U.S. Sen. Debbie Stabenow joined other officials including Energy Secretary Steven Chu to announce the project. She said in a release that one facility is planned for the University of Michigan in Ann Arbor and the other at Michigan State University's Bioeconomy Institute in the southwestern Michigan city of Holland. Both are part of Argonne National Laboratory's Joint Center for Energy Storage Research.
The University of Michigan said it's expected to get $7 million and its portion will involve about a dozen researchers. Details about the Michigan State facility weren't available Friday afternoon.
Companies involved in the project include Midland-based Dow Chemical and Milwaukee-based Johnson Controls Inc. Johnson Controls announced last month it would buy the automotive business of battery maker A123 Systems Inc., which filed for bankruptcy protection, including its two Michigan factories.
Stabenow said in the release that the centers are "further cementing Michigan's global leadership role in the advanced battery industry."
"These new hubs will bring together Michigan's innovative businesses and universities from across the state to create more breakthroughs in advanced battery technologies right here in Michigan," she said.
Some people have been critical of the government's big investments in the technology, including the $249 million federal grant awarded to A123 Systems three years ago.
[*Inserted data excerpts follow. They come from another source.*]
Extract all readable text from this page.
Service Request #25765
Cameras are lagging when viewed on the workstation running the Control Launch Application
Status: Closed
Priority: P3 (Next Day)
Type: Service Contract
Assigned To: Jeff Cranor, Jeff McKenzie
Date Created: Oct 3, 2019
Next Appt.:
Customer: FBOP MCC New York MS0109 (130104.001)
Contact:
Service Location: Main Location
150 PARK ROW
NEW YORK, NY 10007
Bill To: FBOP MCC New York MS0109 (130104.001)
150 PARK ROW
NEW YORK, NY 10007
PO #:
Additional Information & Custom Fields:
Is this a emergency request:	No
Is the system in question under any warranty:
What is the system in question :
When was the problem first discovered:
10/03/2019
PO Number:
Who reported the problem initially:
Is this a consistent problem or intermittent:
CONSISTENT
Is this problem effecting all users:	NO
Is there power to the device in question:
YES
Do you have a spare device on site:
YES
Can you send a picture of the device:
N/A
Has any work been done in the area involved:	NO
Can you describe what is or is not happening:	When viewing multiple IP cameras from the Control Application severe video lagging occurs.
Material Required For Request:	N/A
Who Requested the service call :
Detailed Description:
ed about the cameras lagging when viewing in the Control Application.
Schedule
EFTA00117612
The company's bankruptcy filing stoked Republican criticism of President Barack Obama's support for "green" energy companies and A123 became an issue in the presidential campaign.
Chu said in a release Friday that "tremendous advances" have come in the past few years.
"There are very good reasons to believe that advanced battery technologies can and will play an increasingly valuable role in strengthening America's energy and economic security ... upgrading our aging power grid and allowing us to take greater advantage of intermittent energy sources like wind and solar."